Moreover, if a service provider or partner says that it needs access to an asset management environment via a virtual private network, on-site appliance, or any other means, it must comply with the organisational standards at hand. After all, when an external party has access to sensitive data, systems, or other proprietary information, the risk is automatically high. If a provider is not willing to accept such an organisation’s rules, there’s always a host of competent companies out there who will.

As well as robust cyber security protection in the form of technology, the importance of staff training and generally creating a culture of security cannot be overstated within asset and wealth management organisations. Truly interactive training is crucial - which means it’s time to bin the PowerPoint slides. Instead, regular social engineering tests with employees can be fruitful, rewarding those who pass with prizes. Additionally, a cyber security audit and even printing out some posters to stick on the walls can help - certainly better than burying helpful information in a staff handbook.

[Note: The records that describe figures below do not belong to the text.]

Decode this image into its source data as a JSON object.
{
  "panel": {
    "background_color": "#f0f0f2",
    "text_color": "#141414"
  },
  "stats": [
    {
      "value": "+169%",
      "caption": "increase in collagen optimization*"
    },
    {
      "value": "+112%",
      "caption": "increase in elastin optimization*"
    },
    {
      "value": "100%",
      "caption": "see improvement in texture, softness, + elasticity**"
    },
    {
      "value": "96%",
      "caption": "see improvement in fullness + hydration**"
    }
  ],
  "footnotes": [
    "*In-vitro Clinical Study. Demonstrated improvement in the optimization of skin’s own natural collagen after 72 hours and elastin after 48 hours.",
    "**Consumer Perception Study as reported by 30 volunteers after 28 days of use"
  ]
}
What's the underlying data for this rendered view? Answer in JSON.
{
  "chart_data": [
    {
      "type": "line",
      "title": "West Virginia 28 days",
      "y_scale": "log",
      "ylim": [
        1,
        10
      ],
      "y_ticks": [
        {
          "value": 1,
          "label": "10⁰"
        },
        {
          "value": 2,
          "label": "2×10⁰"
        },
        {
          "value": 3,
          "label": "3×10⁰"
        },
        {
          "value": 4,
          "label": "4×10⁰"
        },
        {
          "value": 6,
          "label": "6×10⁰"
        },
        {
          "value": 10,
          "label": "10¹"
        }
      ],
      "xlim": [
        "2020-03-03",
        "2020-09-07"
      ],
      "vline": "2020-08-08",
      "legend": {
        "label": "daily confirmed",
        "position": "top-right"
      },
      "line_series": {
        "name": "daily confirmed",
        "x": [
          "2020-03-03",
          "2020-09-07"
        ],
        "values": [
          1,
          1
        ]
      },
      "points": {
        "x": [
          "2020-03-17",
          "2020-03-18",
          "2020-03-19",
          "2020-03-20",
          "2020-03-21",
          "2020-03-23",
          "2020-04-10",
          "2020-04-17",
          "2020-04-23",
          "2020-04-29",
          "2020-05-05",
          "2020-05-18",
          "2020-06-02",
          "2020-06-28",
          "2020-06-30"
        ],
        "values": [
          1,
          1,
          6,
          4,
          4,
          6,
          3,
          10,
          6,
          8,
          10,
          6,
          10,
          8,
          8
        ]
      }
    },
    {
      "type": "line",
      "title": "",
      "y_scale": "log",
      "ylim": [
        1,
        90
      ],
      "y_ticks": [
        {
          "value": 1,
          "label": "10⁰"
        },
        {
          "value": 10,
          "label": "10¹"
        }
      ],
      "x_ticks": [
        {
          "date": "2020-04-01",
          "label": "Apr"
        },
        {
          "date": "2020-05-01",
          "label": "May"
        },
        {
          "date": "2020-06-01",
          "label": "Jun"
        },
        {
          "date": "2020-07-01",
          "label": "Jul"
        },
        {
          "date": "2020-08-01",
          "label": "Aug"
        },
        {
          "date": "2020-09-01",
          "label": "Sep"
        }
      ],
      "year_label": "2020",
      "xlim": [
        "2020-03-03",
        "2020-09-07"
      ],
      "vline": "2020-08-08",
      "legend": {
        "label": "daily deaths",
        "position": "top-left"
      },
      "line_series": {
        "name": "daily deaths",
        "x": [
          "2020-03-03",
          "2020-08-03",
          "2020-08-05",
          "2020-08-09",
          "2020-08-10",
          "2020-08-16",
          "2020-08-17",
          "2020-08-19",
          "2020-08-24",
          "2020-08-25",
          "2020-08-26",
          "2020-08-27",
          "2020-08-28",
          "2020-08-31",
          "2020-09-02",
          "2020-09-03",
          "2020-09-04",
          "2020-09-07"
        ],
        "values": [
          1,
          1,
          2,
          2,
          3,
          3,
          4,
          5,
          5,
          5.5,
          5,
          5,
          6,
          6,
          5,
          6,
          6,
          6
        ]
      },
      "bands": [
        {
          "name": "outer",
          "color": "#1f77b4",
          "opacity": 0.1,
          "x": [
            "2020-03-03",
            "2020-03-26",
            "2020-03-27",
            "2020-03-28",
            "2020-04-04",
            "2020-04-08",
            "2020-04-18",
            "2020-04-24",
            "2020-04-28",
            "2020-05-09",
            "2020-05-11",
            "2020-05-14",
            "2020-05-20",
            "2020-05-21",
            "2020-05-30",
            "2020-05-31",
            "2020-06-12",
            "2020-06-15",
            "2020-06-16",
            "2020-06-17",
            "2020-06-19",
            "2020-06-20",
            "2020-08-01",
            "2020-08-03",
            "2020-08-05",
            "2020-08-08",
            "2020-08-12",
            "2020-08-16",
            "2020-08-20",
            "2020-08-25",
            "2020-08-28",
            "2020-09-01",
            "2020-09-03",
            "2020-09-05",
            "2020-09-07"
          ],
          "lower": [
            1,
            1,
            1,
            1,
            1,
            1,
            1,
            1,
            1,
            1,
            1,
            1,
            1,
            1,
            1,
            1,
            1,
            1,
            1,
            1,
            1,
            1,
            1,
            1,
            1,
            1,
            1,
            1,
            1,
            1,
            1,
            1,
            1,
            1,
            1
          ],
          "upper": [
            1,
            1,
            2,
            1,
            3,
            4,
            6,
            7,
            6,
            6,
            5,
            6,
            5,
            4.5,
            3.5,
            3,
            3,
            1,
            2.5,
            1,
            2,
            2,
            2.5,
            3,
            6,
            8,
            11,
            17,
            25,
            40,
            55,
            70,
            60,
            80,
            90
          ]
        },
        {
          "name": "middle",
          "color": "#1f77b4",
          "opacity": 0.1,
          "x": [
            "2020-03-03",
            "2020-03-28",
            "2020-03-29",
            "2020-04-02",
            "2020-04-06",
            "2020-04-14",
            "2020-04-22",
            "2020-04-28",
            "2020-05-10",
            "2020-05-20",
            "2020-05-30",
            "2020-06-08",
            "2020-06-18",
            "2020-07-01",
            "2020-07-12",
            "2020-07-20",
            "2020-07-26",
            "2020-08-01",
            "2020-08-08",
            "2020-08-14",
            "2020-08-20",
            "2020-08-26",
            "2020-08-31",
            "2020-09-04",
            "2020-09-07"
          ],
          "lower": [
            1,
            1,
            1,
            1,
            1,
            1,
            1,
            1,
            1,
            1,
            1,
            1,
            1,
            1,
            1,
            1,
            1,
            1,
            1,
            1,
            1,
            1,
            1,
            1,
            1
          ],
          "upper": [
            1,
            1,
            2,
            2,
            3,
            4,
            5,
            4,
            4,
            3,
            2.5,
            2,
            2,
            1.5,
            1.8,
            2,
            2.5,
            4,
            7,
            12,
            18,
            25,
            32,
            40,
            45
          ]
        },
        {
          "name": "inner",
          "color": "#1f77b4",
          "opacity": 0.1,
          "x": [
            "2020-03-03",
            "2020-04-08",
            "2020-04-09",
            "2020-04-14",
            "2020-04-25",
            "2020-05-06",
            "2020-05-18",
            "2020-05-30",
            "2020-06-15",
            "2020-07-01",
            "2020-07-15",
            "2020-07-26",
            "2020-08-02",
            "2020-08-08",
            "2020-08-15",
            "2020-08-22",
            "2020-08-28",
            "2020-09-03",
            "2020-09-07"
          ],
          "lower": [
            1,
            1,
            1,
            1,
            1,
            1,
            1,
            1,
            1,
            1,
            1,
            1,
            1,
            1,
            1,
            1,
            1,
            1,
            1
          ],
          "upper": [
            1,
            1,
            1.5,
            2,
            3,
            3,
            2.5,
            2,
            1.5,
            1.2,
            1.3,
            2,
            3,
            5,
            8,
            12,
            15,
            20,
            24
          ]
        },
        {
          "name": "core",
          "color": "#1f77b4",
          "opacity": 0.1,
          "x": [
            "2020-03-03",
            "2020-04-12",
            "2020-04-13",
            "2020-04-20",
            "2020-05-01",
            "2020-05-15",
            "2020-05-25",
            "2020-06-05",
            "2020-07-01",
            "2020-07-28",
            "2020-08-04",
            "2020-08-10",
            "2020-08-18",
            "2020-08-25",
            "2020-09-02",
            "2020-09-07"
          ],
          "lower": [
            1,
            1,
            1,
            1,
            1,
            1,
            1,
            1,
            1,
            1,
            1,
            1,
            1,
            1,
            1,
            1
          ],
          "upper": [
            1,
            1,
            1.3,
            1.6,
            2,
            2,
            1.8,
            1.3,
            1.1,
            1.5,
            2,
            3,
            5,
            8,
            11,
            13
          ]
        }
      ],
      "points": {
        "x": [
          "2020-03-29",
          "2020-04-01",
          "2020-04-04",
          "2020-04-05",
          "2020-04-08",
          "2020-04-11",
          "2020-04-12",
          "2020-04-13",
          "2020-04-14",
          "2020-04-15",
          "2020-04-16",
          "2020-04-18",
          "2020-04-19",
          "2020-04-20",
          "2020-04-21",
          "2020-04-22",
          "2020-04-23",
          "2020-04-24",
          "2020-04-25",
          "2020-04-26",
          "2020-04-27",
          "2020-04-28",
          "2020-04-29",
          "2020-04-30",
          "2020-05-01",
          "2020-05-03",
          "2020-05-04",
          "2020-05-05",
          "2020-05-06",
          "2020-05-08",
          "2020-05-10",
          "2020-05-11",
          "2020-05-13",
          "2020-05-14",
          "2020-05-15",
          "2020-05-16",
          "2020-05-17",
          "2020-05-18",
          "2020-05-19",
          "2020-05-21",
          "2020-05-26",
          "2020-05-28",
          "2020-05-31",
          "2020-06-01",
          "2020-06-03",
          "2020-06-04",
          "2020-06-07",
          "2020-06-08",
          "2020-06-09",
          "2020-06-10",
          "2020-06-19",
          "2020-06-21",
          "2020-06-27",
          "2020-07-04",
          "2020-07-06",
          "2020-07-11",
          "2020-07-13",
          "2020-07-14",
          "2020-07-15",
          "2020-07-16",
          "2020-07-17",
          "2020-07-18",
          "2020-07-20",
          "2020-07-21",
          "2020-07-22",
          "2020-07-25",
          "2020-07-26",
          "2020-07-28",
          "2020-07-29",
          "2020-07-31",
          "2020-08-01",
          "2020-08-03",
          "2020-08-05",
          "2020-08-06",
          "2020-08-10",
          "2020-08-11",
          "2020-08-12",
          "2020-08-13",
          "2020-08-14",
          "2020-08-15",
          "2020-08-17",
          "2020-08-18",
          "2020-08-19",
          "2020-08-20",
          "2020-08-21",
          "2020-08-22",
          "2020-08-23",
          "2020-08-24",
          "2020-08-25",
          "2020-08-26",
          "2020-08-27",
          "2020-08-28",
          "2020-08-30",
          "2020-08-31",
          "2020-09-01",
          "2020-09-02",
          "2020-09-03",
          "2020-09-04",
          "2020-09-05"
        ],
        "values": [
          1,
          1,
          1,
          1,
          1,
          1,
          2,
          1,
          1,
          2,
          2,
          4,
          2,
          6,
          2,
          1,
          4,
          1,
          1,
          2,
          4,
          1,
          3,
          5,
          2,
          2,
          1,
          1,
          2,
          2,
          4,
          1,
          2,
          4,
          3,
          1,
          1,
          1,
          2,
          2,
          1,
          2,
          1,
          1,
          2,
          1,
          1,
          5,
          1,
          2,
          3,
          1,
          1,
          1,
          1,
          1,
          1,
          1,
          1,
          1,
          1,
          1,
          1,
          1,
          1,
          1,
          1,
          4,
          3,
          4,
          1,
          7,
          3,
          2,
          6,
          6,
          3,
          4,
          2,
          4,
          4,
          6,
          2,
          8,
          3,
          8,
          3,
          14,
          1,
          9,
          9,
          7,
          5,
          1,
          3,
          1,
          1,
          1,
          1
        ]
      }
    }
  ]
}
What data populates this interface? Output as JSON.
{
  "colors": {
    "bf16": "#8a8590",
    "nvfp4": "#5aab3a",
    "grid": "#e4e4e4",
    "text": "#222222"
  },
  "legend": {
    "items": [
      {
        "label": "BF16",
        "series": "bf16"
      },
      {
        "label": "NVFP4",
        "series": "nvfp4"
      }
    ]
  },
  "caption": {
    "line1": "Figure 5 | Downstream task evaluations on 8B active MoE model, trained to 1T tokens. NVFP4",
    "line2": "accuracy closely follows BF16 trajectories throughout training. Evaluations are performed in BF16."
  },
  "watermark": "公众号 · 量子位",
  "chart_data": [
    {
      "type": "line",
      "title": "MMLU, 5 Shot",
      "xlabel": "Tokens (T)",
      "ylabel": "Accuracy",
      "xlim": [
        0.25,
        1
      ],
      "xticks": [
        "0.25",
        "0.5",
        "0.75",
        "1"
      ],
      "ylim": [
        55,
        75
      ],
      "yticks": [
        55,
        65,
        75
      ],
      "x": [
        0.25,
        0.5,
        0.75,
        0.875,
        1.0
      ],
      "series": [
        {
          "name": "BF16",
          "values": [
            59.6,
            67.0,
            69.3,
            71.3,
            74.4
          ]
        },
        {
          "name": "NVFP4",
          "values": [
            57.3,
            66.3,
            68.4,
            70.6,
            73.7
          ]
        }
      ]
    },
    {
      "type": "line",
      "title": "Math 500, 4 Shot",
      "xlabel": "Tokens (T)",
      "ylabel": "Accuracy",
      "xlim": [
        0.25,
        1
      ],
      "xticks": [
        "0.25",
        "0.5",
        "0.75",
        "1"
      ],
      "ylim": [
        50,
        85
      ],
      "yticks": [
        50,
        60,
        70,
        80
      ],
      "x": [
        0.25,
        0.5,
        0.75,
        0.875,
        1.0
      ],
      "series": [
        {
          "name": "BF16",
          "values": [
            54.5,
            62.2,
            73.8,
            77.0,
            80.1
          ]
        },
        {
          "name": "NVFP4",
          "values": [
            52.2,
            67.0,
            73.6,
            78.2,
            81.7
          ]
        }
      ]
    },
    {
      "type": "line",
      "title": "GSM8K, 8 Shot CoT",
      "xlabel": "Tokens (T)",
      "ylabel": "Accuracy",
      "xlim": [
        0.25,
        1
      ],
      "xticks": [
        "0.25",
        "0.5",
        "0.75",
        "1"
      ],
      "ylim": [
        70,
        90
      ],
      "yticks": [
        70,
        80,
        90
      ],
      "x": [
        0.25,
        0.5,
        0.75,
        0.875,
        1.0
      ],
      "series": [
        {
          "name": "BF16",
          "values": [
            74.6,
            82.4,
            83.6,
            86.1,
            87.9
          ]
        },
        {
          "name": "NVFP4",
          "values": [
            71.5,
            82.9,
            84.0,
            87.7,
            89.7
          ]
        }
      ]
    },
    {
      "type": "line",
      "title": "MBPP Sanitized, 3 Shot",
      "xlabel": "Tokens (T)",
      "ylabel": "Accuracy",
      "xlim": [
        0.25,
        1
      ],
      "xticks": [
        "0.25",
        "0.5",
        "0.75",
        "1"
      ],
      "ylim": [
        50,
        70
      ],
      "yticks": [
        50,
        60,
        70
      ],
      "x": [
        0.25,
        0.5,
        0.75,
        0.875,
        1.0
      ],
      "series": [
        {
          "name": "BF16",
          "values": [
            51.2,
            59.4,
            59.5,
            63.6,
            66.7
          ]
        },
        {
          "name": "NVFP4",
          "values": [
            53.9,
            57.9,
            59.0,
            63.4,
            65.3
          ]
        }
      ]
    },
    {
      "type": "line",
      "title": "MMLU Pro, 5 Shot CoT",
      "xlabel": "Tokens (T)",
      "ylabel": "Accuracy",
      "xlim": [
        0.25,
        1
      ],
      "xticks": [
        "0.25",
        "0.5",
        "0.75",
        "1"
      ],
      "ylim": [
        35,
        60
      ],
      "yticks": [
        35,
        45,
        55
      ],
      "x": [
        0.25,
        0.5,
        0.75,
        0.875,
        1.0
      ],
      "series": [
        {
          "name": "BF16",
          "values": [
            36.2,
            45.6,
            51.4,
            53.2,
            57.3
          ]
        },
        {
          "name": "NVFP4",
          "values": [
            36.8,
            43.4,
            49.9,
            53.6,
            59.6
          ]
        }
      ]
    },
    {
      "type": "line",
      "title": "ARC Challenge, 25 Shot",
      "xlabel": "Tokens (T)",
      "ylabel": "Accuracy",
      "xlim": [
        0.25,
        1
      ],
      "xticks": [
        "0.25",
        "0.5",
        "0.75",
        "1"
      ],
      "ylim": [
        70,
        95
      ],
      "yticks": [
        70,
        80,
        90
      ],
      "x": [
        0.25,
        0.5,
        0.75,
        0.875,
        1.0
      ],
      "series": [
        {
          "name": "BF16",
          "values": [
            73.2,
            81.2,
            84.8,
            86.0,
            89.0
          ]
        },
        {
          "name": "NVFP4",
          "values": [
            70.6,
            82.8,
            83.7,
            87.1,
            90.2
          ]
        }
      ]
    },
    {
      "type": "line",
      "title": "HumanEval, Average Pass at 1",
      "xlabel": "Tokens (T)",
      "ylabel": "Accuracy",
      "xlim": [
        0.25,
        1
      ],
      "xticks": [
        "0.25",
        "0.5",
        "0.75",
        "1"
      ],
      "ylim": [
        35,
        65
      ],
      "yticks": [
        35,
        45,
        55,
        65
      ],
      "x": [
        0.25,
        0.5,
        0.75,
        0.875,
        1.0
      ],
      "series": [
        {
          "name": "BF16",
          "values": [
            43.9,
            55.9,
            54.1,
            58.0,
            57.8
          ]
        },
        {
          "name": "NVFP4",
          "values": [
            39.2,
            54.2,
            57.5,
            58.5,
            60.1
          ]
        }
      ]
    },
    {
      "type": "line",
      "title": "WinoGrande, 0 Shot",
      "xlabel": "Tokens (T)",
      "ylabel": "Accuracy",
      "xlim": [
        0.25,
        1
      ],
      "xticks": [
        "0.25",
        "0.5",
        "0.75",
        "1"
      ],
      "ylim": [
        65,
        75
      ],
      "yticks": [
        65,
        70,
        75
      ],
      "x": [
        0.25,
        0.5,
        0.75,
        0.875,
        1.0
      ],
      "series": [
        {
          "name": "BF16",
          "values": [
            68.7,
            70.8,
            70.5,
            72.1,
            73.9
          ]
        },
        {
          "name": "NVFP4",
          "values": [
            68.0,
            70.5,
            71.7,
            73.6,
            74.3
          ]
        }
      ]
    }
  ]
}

Ultimately, asset and wealth management organisations must treat any systems that may be installed in - or connected to - their environment from a third party as if they are their own. The last thing anyone wants is to become famous for the wrong reasons: by getting breached. What’s more, the imminent General Data Protection Regulation, aka GDPR, means that the consequences of a breach will be much more costly: all breaches must be disclosed within 72 hours, including details of any protective measures taken (or lack thereof), with hefty fines for those who fail to comply. Consequently, for everyone’s sake, the wealth management industry must arm itself with knowledge about the various threats it faces - from insider threats to supply chain weaknesses - as well as the appropriate protection.